生粋のニューヨーカー、ギャッツビーはアリゾナ生まれのアシュレーのために街を案内するプランを練り、アシュレーも心待ちにしています。さあ、行動開始、おっとそのまえにインタビューがありました。そこで待ち合わせの場所と時間を決めて解散したところからハプニングが続出して混線、錯綜した物語が繰り広げられます。

f:id:nmh470530:20200716165304j:image

手馴れたウディ・アレンの作劇術を美しく撮影されたセントラルパークやカーライルホテル、メトロポリタン美術館、雨のニューヨークの街路などが彩ります。その映像は若いカップルの経験する、軽いとはいわないけれど深刻にはならない悩みやとまどい、嫉妬、冒険といった心模様によくマッチしていて、観る者の心をくすぐり、よい気持にしてくれます。

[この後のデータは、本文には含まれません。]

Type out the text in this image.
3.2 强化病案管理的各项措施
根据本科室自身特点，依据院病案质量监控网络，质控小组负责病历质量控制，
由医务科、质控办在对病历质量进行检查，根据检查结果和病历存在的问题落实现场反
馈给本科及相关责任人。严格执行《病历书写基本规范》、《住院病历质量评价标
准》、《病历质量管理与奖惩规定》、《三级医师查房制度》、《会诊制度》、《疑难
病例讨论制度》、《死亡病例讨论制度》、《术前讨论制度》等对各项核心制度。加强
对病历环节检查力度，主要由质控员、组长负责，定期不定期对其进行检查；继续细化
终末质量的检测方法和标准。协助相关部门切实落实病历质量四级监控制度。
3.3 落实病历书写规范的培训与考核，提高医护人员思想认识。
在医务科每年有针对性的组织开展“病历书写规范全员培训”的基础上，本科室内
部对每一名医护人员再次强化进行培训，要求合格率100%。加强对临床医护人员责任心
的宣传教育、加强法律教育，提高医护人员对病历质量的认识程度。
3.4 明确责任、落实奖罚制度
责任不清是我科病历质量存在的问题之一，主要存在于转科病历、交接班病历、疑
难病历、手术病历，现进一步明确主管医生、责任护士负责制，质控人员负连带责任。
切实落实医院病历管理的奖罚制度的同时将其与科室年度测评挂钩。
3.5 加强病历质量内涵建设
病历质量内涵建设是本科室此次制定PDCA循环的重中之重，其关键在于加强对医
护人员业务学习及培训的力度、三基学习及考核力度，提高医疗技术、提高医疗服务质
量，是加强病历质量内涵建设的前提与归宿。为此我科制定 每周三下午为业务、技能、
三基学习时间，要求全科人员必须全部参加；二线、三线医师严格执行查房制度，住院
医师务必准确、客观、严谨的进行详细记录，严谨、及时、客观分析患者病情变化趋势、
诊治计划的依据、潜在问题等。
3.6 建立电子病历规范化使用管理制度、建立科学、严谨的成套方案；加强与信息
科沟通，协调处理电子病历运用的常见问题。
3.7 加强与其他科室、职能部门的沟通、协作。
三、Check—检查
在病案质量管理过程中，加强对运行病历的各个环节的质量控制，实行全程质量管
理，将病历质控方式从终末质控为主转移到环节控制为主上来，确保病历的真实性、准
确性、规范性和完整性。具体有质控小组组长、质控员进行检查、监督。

音楽でいえば調和のとれたコード進行で奏でられるメロディ、聴きなれた心地よいリフナンバーといったところでしょうか。たくさん用いられている楽曲のなかのメインはジャズのスタンダードナンバー「Everything Happens To Me」、待ち望んでいたニューヨークでの週末なのに期待はずれなことがつぎつぎと押し寄せてくる、マイナーな出来事ならなんでもありといった物語がとりあえず収まるところに収まって、そこに「Misty」が流れて、霧に包まれた若者たちのこれからが観客の想像に託されるのでした。